Since the Islamic State most unfortunately came onto our horizons a year ago, one of the Obama administration's major disappointments has been the hesitation of Turkey to step forward and take on its fellow, though radicalized, prodigal Muslim brothers.

Turkey did not want to get involved in such a quicksand on its borders with Syria and Iraq, it said. Turkey wanted primarily the overthrow of Syrian President Bashar al-Assad. Turkey had enough violent chaos on its borders with millions of Syrian refugees pouring across, without asking for more.

Yet, in only the last two weeks, all those excuses disappeared in the enveloping sands of the Middle East. Ankara suddenly agreed to allow the United States to use two of its bases to bomb ISIS targets, and for Turkey itself to bomb ISIS and perhaps take part, with Washington, in establishing a new 60-mile-long zone - alternately called a "safe zone," or a "no-fly zone," or even an "Islamic State-free zone."

It sounds so good, like so much in the Middle East, until you pry into the devilish heart of it. For Turkey - surprising only to those policymakers in Washington who don't believe foreign governments or peoples have normal human natures, and thus normal human impulses - has had its own interests all along.

By Washington's thinking, the Turks (remember what fabled ferocious fighters they were in Korea) should be interested only in wanting to fight ISIS. Good Turks! But the problem is that the Pentagon has found its best anti-ISIS fighters not only in the Peshmerga army of Iraqi Kurdistan, but also in a Syrian Kurdish group within Syria called the YPG or People's Protection Units. And lest you think that all these groups can be efficiently charted, kindly realize that the YPG is an outgrowth of the PKK or Kurdistan Workers' Party, which remains an outlawed group within Turkey. After years of conflict with Ankara, the PKK agreed to a cease-fire two years ago, but that has now been destroyed because the Turks' bombing of ISIS has also hit both the PKK and the American-backed YPG.

"There is still a great deal of ambiguity," Edmund Ghareeb, internationally recognized expert on the Kurdish movements and professor at American University, told me of the new situation. "Who's using whom? So we are entering a new phase. The Turks will make a show of fighting ISIS, but they are also fighting the Kurdish groups. The Turks and Washington are not on the same page."

Then he thought for a moment and added, "There are 13 Kurdish parties in Syria alone!"

There is more - much, much more - on the Turkish part in this "new phase" of this historic conflict, which began when the U.S. invaded Iraq in 2003 with the casualness of a father exploding fireworks for his sons and instead exploded the balance of power in the entire region. But what about the American part?

If we trace the chronology of tragedies in the region, at every step we find the hated American interventions - from arming the mujahedeen in Afghanistan against the Soviets and then forgetting them, to invading Iraq and Afghanistan without any plan for the end game, to dismissing the entire Iraqi army, thus freeing its members to become the spine of ISIS. For starters.

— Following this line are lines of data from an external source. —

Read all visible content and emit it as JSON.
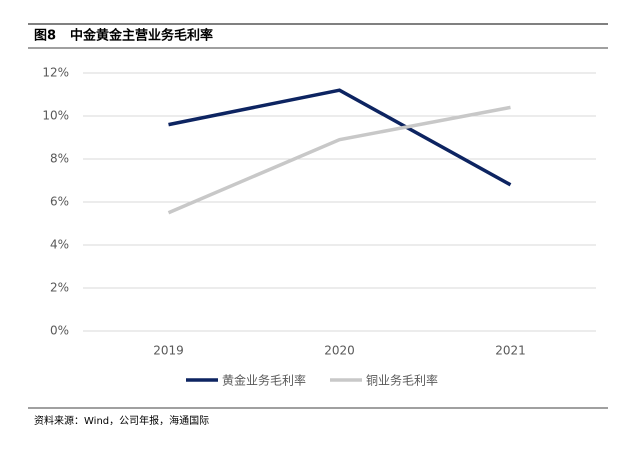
{
  "chart_data": {
    "type": "line",
    "figure_label": "图8",
    "title": "中金黄金主营业务毛利率",
    "source": "资料来源：Wind，公司年报，海通国际",
    "categories": [
      "2019",
      "2020",
      "2021"
    ],
    "series": [
      {
        "name": "黄金业务毛利率",
        "color": "#0d2461",
        "values": [
          9.6,
          11.2,
          6.8
        ]
      },
      {
        "name": "铜业务毛利率",
        "color": "#c8c8c8",
        "values": [
          5.5,
          8.9,
          10.4
        ]
      }
    ],
    "ylim": [
      0,
      12
    ],
    "yticks": [
      {
        "value": 0,
        "label": "0%"
      },
      {
        "value": 2,
        "label": "2%"
      },
      {
        "value": 4,
        "label": "4%"
      },
      {
        "value": 6,
        "label": "6%"
      },
      {
        "value": 8,
        "label": "8%"
      },
      {
        "value": 10,
        "label": "10%"
      },
      {
        "value": 12,
        "label": "12%"
      }
    ],
    "grid": true,
    "legend": "bottom"
  }
}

But the "Third World," which has lived with cruelty seemingly forever, has a nasty way of biting back. And it is now doing just that.

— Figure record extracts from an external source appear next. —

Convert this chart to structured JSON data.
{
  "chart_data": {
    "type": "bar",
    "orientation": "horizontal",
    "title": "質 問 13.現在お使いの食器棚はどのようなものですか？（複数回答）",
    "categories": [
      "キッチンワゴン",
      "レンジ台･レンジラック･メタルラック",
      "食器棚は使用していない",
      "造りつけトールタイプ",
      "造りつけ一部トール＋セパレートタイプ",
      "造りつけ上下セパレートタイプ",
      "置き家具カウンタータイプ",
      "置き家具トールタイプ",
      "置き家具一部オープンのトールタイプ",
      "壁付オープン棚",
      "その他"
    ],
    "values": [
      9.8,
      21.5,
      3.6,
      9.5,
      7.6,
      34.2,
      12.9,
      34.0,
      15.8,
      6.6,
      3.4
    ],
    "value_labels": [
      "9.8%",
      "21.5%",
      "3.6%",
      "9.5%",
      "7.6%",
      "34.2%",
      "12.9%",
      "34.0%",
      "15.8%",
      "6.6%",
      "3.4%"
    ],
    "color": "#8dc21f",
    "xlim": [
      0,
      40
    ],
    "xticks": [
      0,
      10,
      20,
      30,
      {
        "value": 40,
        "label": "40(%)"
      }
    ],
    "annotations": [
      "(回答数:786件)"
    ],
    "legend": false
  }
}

When most Americans speak, as by rote, of America as an "exceptional" nation or the mythically pure "City on a Hill," many do not know the true source of those beliefs. America's grace was that she was protected by her Founding Fathers' great liberal ideas of the Reformation and the Renaissance, but she was also protected by the arms of two great oceans from the kind of ethnic, clan, tribal, nationalist and border-related hatreds and warfare that most others in the world have faced throughout human history.

We could develop on our beautiful, rich continent without, for the most part, interference from others. Americans became, in all the early writings, "new men." We spoke of the "old world" and the "old country" only with sorrow for those left behind, then went about our business of creation.

But now we have - voluntarily, by our own foolishness and pride - involved ourselves in exactly the worst of those conflicts our forefathers left behind.

Washington will ask: How were WE to know that Turkey would go after the PKK instead of ISIS? To which some of us might ask: How could we NOT know?